Wednesday, 29 January 2014

B’Haram militants cut church members’ throats – Bishop


A-little-girl-and-a-security-operative-at-one-of-the-scenes-of-the-Kawuri-Borno-State-Boko-Haram-attack-360x225

• A little girl and a security operative at one of the scenes of the Kawuri, Borno State Boko Haram attack ... on Tuesday.

“Some people tried to escape through the windows and the attackers shot at them. They cut peoples’ throats.”

This was how the Catholic Bishop of Yola, Mamza   Stephen, captured the calamity that befell worshippers  at a Catholic church in Waga Chakawa in Adamawa State when Boko Haram insurgents struck on Sunday morning.

Stephen  told the  British Broadcasting Corporation that he heard from the survivors that insurgents   arrived the village  on trucks and locked the church “towards the end of the service.”

According to him, the  militants set off bombs, before burning houses and taking residents hostage during  the  four-hour siege.

He added that   death toll in the  Waga Chakawa attack  was  30 and not 22 as widely reported.

“Everybody is living in fear.  There is no protection. We cannot predict where and when they are going to attack. People can’t sleep with their eyes closed,” he lamented.

In  Kawuri village in Borno State, the story was the same as a 46-year- old grandmother, Rabi Mallam, narrated how another band of insurgents set her hut on fire on Sunday evening.

She said when she heard gunshots from every direction in the community, she rushed into her hut and hid herself with her son and granddaughter.

“I covered the children with heavy blanket soaked in water, but the fire still burnt us. I cried for the children because they were calling me to take them out, but I could not,” she said.

Although  Mallam and  the children (her son and granddaughter), survived  with serious burns, many others were not as lucky as they died in the fire set on over  300 houses in the village by the insurgents.

As of Tuesday, the death toll in the  Kawuri village attack  had risen to 85.

Eyewitnesses had on Monday said that 52 people were slaughtered by the insurgents  during the Kawuri  attack.

Kawuri villagers,who were  preparing for the burial of two newly-discovered bodies when   Governor  Kashim Shettima  visited them, said they had buried  83 corpses.

They also lamented that seven of their mosques were set ablaze, while their Imam was also killed by the insurgents.

They added that 50 persons that were injured were still hospitalised while  16 others  were missing.

The villagers explained that some of the victims were burnt to ashes, while six others  were beyond recognition.

They said they were helpless and confused as it appeared that the assailants came well  prepared to destroy their village.
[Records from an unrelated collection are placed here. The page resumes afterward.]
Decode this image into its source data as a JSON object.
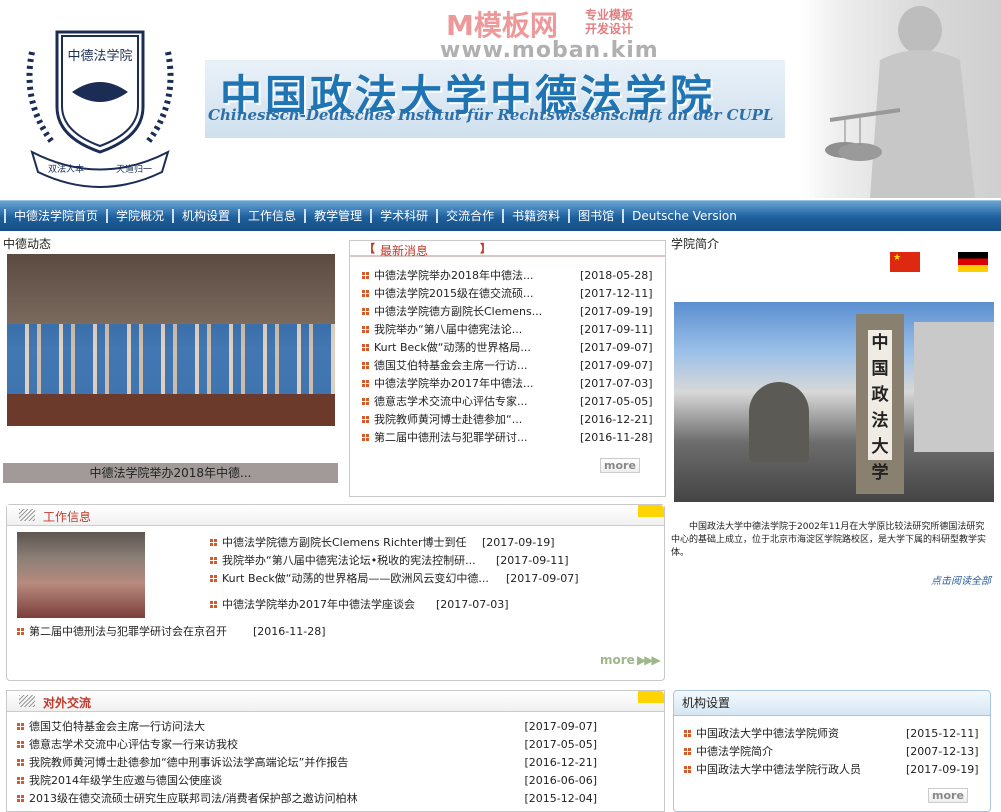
{
  "header": {
    "title_cn": "中国政法大学中德法学院",
    "title_de": "Chinesisch-Deutsches Institut für Rechtswissenschaft an der CUPL",
    "logo_text_top": "中德法学院",
    "logo_text_bottom_left": "双法人本",
    "logo_text_bottom_right": "天道归一",
    "watermark_brand": "M模板网",
    "watermark_tag1": "专业模板",
    "watermark_tag2": "开发设计",
    "watermark_url": "www.moban.kim"
  },
  "nav": [
    "中德法学院首页",
    "学院概况",
    "机构设置",
    "工作信息",
    "教学管理",
    "学术科研",
    "交流合作",
    "书籍资料",
    "图书馆",
    "Deutsche Version"
  ],
  "news_photo": {
    "label": "中德动态",
    "caption": "中德法学院举办2018年中德..."
  },
  "latest": {
    "title": "最新消息",
    "more": "more",
    "items": [
      {
        "text": "中德法学院举办2018年中德法...",
        "date": "[2018-05-28]"
      },
      {
        "text": "中德法学院2015级在德交流硕...",
        "date": "[2017-12-11]"
      },
      {
        "text": "中德法学院德方副院长Clemens...",
        "date": "[2017-09-19]"
      },
      {
        "text": "我院举办“第八届中德宪法论...",
        "date": "[2017-09-11]"
      },
      {
        "text": "Kurt Beck做“动荡的世界格局...",
        "date": "[2017-09-07]"
      },
      {
        "text": "德国艾伯特基金会主席一行访...",
        "date": "[2017-09-07]"
      },
      {
        "text": "中德法学院举办2017年中德法...",
        "date": "[2017-07-03]"
      },
      {
        "text": "德意志学术交流中心评估专家...",
        "date": "[2017-05-05]"
      },
      {
        "text": "我院教师黄河博士赴德参加“...",
        "date": "[2016-12-21]"
      },
      {
        "text": "第二届中德刑法与犯罪学研讨...",
        "date": "[2016-11-28]"
      }
    ]
  },
  "intro": {
    "label": "学院简介",
    "text": "中国政法大学中德法学院于2002年11月在大学原比较法研究所德国法研究中心的基础上成立，位于北京市海淀区学院路校区，是大学下属的科研型教学实体。",
    "read_more": "点击阅读全部",
    "gate_text": "中国政法大学"
  },
  "work": {
    "title": "工作信息",
    "more": "more",
    "items": [
      {
        "text": "中德法学院德方副院长Clemens Richter博士到任",
        "date": "[2017-09-19]"
      },
      {
        "text": "我院举办“第八届中德宪法论坛•税收的宪法控制研...",
        "date": "[2017-09-11]"
      },
      {
        "text": "Kurt Beck做“动荡的世界格局——欧洲风云变幻中德...",
        "date": "[2017-09-07]"
      },
      {
        "text": "中德法学院举办2017年中德法学座谈会",
        "date": "[2017-07-03]"
      },
      {
        "text": "第二届中德刑法与犯罪学研讨会在京召开",
        "date": "[2016-11-28]"
      }
    ]
  },
  "exchange": {
    "title": "对外交流",
    "items": [
      {
        "text": "德国艾伯特基金会主席一行访问法大",
        "date": "[2017-09-07]"
      },
      {
        "text": "德意志学术交流中心评估专家一行来访我校",
        "date": "[2017-05-05]"
      },
      {
        "text": "我院教师黄河博士赴德参加“德中刑事诉讼法学高端论坛”并作报告",
        "date": "[2016-12-21]"
      },
      {
        "text": "我院2014年级学生应邀与德国公使座谈",
        "date": "[2016-06-06]"
      },
      {
        "text": "2013级在德交流硕士研究生应联邦司法/消费者保护部之邀访问柏林",
        "date": "[2015-12-04]"
      }
    ]
  },
  "org": {
    "title": "机构设置",
    "more": "more",
    "items": [
      {
        "text": "中国政法大学中德法学院师资",
        "date": "[2015-12-11]"
      },
      {
        "text": "中德法学院简介",
        "date": "[2007-12-13]"
      },
      {
        "text": "中国政法大学中德法学院行政人员",
        "date": "[2017-09-19]"
      }
    ]
  }
}
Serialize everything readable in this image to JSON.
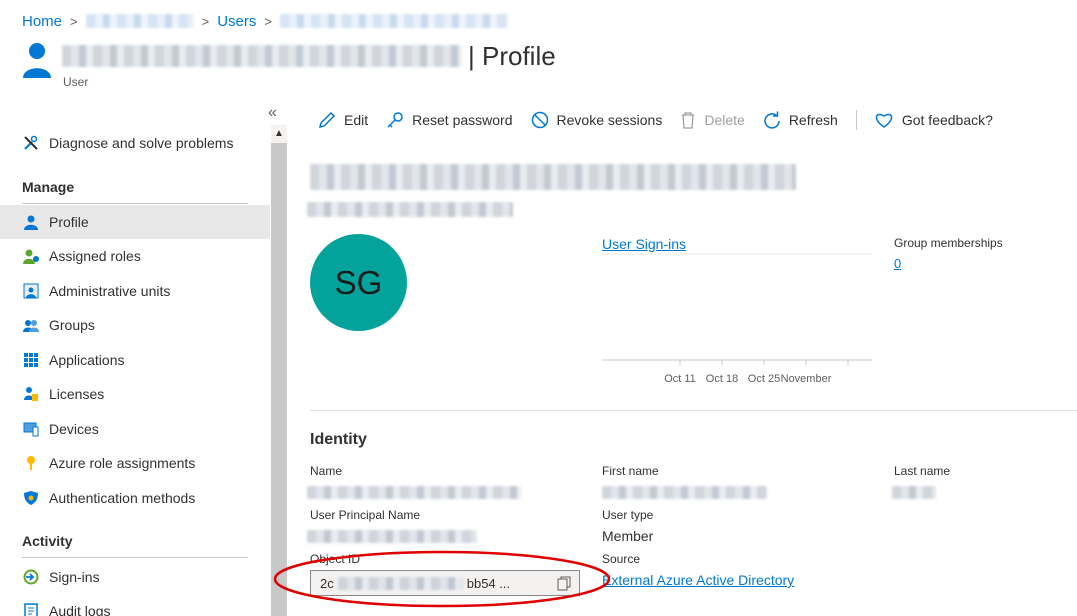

Konduga Council Secretary, Alhaji Ali Yale, said the sect members  came in 26 vehicles, two Armoured Personnel  Carriers  and six Toyota  Hilux vans painted  in army  colours.

A councillor in Kawuri, Dala Lawan, told PUNCH Metro that about 50 persons with serious bullet and fire   wounds  were on admission in three different hospitals in the state.

Lawan said, “We have been searching and burying corpses since yesterday (Monday). The first burial was for 83 persons, but more corpses are still being picked in the bushes. We have found two more corpses. So with  the two,    the death toll  has risen  85 for now.”

The head of the Civilian JTF in the village, Lawan Mustapha, said the  insurgents spoke    Kanuri and Hausa languages and seemed to know the village very well.

Mustapha said the Imam of  the central mosque was killed by his own student (an Almajiri), who was later discovered  to be a member of the sect.

In one of the hospitals, our correspondent observed some women, children and old  men with burns  writhing  in pains.

In the hospital,  Mallam, who had second degree burns, said herself,  son and granddaughter were hiding inside their  room when the gunmen set their home on fire.

She said, “We ran inside the house for fear of being hit by  bullets that were fired by the attackers, but they  set our house ablaze.

“I and the two kids could not come out because they were still shooting indiscriminately. We were in the house for hours before they left, thinking we were dead.”

A newly-married couple, who said they lost everything, were among the villagers seen  leaving Kawuri on Tuesday.

The governor, who was apparently shocked at the level of destruction, directed the immediate rebuilding of the burnt mosques and market.

Shettima, who  also promised to assist the victims to rebuild their houses, gave the families that lost their  loved ones N250,000 each.